Still geht’s im Anschluss gar nicht weiter, sondern direkt in die Startlöcher der musikalischen Bandbreite des Festivals, das von Chanson Pop eines Tristan Busch über den Kuschelhiphop von Koala Kaladevi bis zum Glückspunk der lokalen Akne Kid Joe geht, das mit großen Namen wie Roosevelt genau so glänzen kann wie leider zu wenig Wagemutige in den Katharinensaal locken, in dem mit der ungooglebaren serbischen Formation Lorens doppelt debütiert wird – zweimal Zugewinn, dem K4-Umbau sei Dank, denn auch der Heilig-Geist-Saal hat sich vom Schreck des letzten Jahrs erholt und öffnet bereitwillig die Tore, um von Blackout Problems mit geschmeidigen Klängen und Flagge gegen Rechts auch noch das letzte Jota Frischluft hinausdrücken zu lassen Ob’s der Zweitägigkeit gedankt oder vorgeworfen werden kann, ist Ansichtssache, doch es flaniert sich auffallend licht im Dunkel: Von Schlangen, Staus, Tumulten keine Spur, stattdessen füttern die Popper fleißig ihre Schrittzähler, kreuzen als emsige Entdeckerschifflein durchs innerstädtische Abendgequirl und finden sich in erfreut inmitten einer OpenAir-Disko wieder, die sich freundlich blinkend an die Stadtmauer schmiegt und unterm Zeltdach durstige Menschen und kopfsteinpflasterwummernde Bässe beherbergt.
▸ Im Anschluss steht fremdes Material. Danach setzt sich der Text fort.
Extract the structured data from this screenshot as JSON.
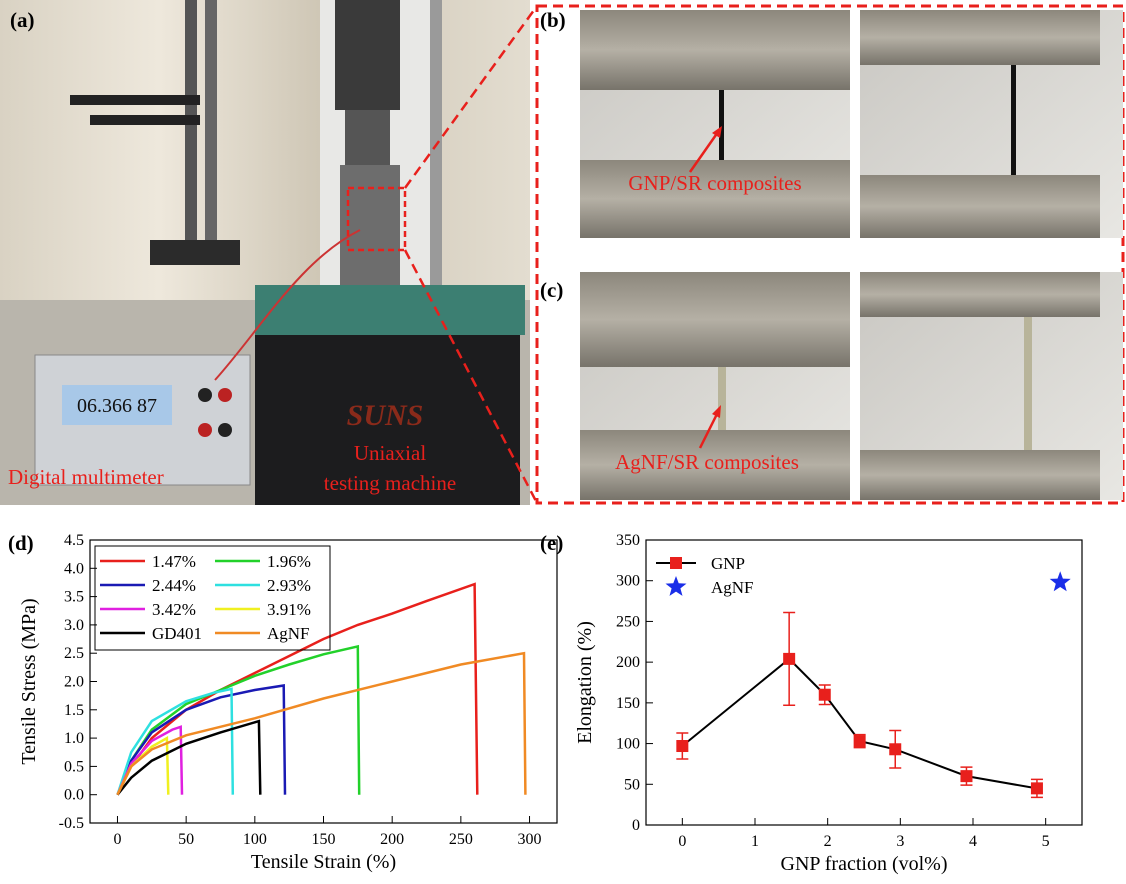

O schön, ein neuer Festival-Spot, so laut und draußen zu so später Stunde? Ach nein, nur die Eröffungsfete der Kunsthalle, städtisch müsste man halt sein. Weitestgehend ungefördert ameisen sich LodhiEckertWurm durch den Betrieb, der mit „Startschuss“ eine Bavarian-Talents-Förderinitiative gegründet und den geförderten die Bühne gleich mitgibt, der sich ein bisschen abgewendet hat vom Bäckerei-und-Jeansladen-Format hin zur Erschließung neuer Orte, die der Mensch sonst kaum entdecken würde und die Musik ihn aber zwingt, ins Korn’s hinein oder die Wacht am Rhein, der aber nach wie vor die Kirchen, Museumskeller, Hotelfoyers und Klitschen mit Klangteppichen auskleidet, in die die Leute sich sinken lassen und vielleicht hier und da ein Stückchen stibitzen und darauf nach Hause reiten. Nächstes Jahr dann #10. Vermutlich wissen sie schon, wie gefeiert wird. Und freuen sich schonmal. So sei es.